Marc Mayer is calling it “the largest undertaking of our history” and the fulfilment of an ambition he vowed to entertain after being named director of the National Gallery of Canada four years ago. This would be Sakahan, the NGC’s upcoming summer exhibition of more than 150 art works, all created within the last 10 to 15 years, by some 80 indigenous artists from around the world, one-third of them Canadian.
Mayer’s use of the superlative is not because Sakahan – Algonquin for “lighting a fire” – contains the most artifacts of any exhibition the NGC has mounted in its almost 135-year history. It’s because of “its sheer sprawl” within the Ottawa gallery, outside its walls and in other institutions in the Ottawa-Gatineau region including the Carleton University Art Gallery, Galerie SAW, the Ottawa Art Gallery and the Art Centre at Aboriginal Affairs and Northern Development.
“Really, it’s too big to tour,” Mayer said Wednesday at a media conference in Toronto, adding that Sakahan also will rank as the largest single exhibition of contemporary indigenous art anywhere. “If we were to tour it, it would be much, much smaller. We really want people to experience the whole thing, the sheer size of it, in Ottawa.”
Running May 17 through Sept. 2, the exhibition is a decided departure from the fare the NGC has usually presented as its summer showcase. Previously, the gallery has highlighted European and U.S. art and artists: Last year’s presentation was titled Van Gogh: Up Close; in 2011 it was Caravaggio and His Followers in Rome; in 2010, Pop Life: Art in a Material World. Sakahan represents the NGC’s attempt to ride what Greg Hill, the gallery’s curator of indigenous art, on Wednesday called the “gaining momentum” of awareness of, and appreciation for, aboriginal art here and abroad among curators, institutions and collectors. Today indigenous creators such as Brian Jungen, Kent Monkman, Shuvinai Ashoona, Annie Pootoogook and Rebecca Belmore – all of whom will have works in Sakahan – are among Canada’s most popular artists and, indeed, were chosen as participants at Oh, Canada, the mammoth survey of Canadian art currently at the Massachusetts Museum of Contemporary Art through April 1.
Besides the Canadian contingent, indigenous artists from the United States, Mexico, New Zealand and Finland will be featured at the NGC, along with representatives from Finland, Australia, Colombia, Taiwan, Japan, Norway, the Dominican Republic, Denmark and Greenland.
Encouragingly, Sakahan will not be a one-off. Mayer said the NGC plans to do a survey of international contemporary indigenous art every five years. While future iterations may not be held in the summer, “We thought it best for the first one at least that it have the best shot at the largest possible audience.”
The 2013 exhibition, three years in the making, will feature what NGC associate curator of indigenous art Christine Lalonde calls “a wild diversity of media” – video, painting, sculpture, masks, photographs, drawings, mixed-media works, found objects and installations (including Jimmie Durham’s Calm Again, an honest-to-gosh small airplane crushed in two by a large boulder).

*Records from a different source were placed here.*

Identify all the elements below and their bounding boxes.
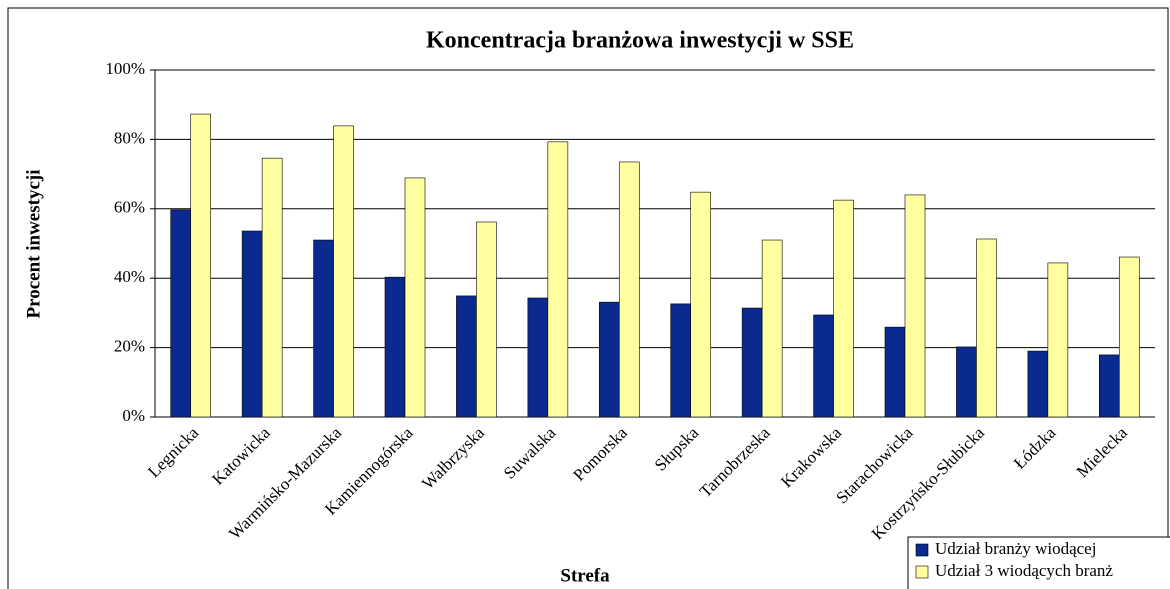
bar: [1118, 256, 1140, 418]
legend-box: [907, 536, 1170, 589]
bar: [690, 191, 712, 418]
x-axis-title: Strefa: [560, 565, 610, 586]
y-tick-label: 0%: [122, 406, 145, 425]
y-tick-label: 100%: [105, 59, 145, 78]
bar: [333, 125, 354, 418]
bar: [404, 177, 426, 418]
chart-title: Koncentracja branżowa inwestycji w SSE: [426, 28, 854, 54]
bar: [384, 276, 406, 418]
bar: [1027, 350, 1049, 418]
bar: [476, 221, 497, 418]
y-tick-label: 60%: [114, 198, 145, 217]
bar: [456, 295, 477, 418]
bar: [1047, 262, 1069, 418]
bar: [313, 239, 334, 418]
bar: [261, 157, 283, 418]
legend-swatch: [915, 543, 929, 557]
bar: [976, 238, 997, 418]
bar: [741, 307, 763, 418]
plot-area: [155, 70, 1155, 417]
bar: [527, 297, 549, 418]
legend-label: Udział 3 wiodących branż: [935, 561, 1113, 580]
bar: [956, 346, 977, 418]
bar: [241, 230, 263, 418]
bar: [598, 301, 620, 418]
y-axis-title: Procent inwestycji: [23, 170, 44, 319]
bar: [1098, 354, 1120, 418]
y-tick-label: 20%: [114, 337, 145, 356]
bar: [170, 209, 192, 418]
legend-label: Udział branży wiodącej: [935, 539, 1096, 558]
y-tick-label: 80%: [114, 128, 145, 147]
bar: [884, 326, 906, 418]
bar: [618, 161, 640, 418]
bar: [547, 141, 569, 418]
bar: [833, 199, 854, 418]
bar: [761, 239, 783, 418]
bar: [813, 314, 834, 418]
bar: [904, 194, 926, 418]
bar: [190, 113, 212, 418]
y-tick-label: 40%: [114, 267, 145, 286]
bar: [670, 303, 692, 418]
legend-swatch: [915, 565, 929, 579]
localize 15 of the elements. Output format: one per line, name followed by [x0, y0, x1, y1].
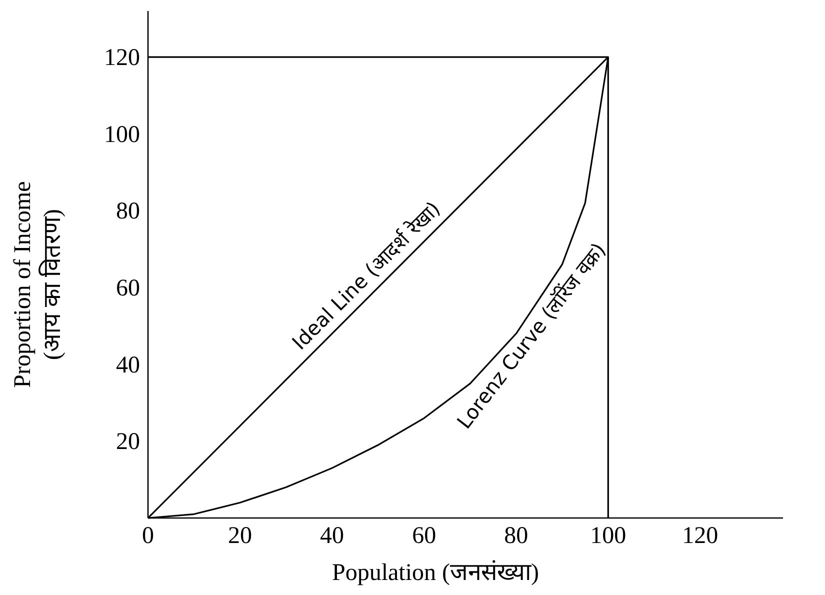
y-tick-label: 120 — [104, 45, 140, 72]
y-tick-label: 80 — [116, 198, 140, 225]
x-axis-title: Population (जनसंख्या) — [332, 560, 539, 586]
y-tick-label: 100 — [104, 122, 140, 148]
x-tick-label: 40 — [320, 523, 344, 549]
x-tick-label: 100 — [590, 523, 626, 549]
x-tick-label: 60 — [412, 523, 436, 549]
y-tick-label: 60 — [116, 276, 140, 302]
x-tick-label: 20 — [228, 523, 252, 549]
y-axis-title: Proportion of Income (आय का वितरण) — [10, 181, 66, 388]
y-tick-label: 20 — [116, 429, 140, 456]
x-tick-label: 0 — [142, 523, 154, 549]
y-tick-label: 40 — [116, 352, 140, 378]
x-tick-label: 120 — [682, 523, 718, 549]
x-tick-label: 80 — [504, 523, 528, 549]
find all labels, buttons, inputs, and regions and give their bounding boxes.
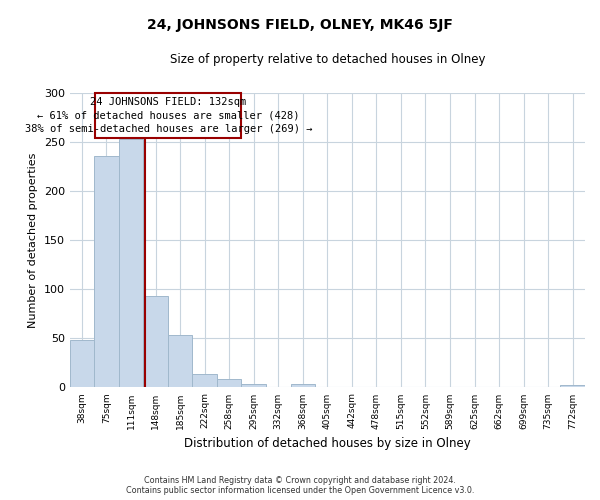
Y-axis label: Number of detached properties: Number of detached properties <box>28 152 38 328</box>
Bar <box>217 378 241 388</box>
Text: 24, JOHNSONS FIELD, OLNEY, MK46 5JF: 24, JOHNSONS FIELD, OLNEY, MK46 5JF <box>147 18 453 32</box>
X-axis label: Distribution of detached houses by size in Olney: Distribution of detached houses by size … <box>184 437 470 450</box>
Bar <box>70 340 94 388</box>
Text: ← 61% of detached houses are smaller (428): ← 61% of detached houses are smaller (42… <box>37 110 299 120</box>
Bar <box>168 336 193 388</box>
Text: 38% of semi-detached houses are larger (269) →: 38% of semi-detached houses are larger (… <box>25 124 312 134</box>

But the art, she said, won’t be organized so much around themes as “resonances and overlays” – how contemporary artists address traditional history, reconnecting with a sense of place, the interaction of the political with the personal, “what it means to be indigenous in contemporary reality.”
Several new and collaborative works are being prepared for the exhibition, including Seneca artist Marie Watt’s Blanket Stories: Seven Generations, Adawe and Hearth. Watt is inviting members of the public to donate blankets to the NGC by March 3 and asking that each blanket be accompanied by a story related to its significance. The blankets will be folded and stacked in seven tall “welcoming poles” at the exhibition’s entrance. (The word “Ottawa” comes from the Algonquian adawe, meaning to trade.)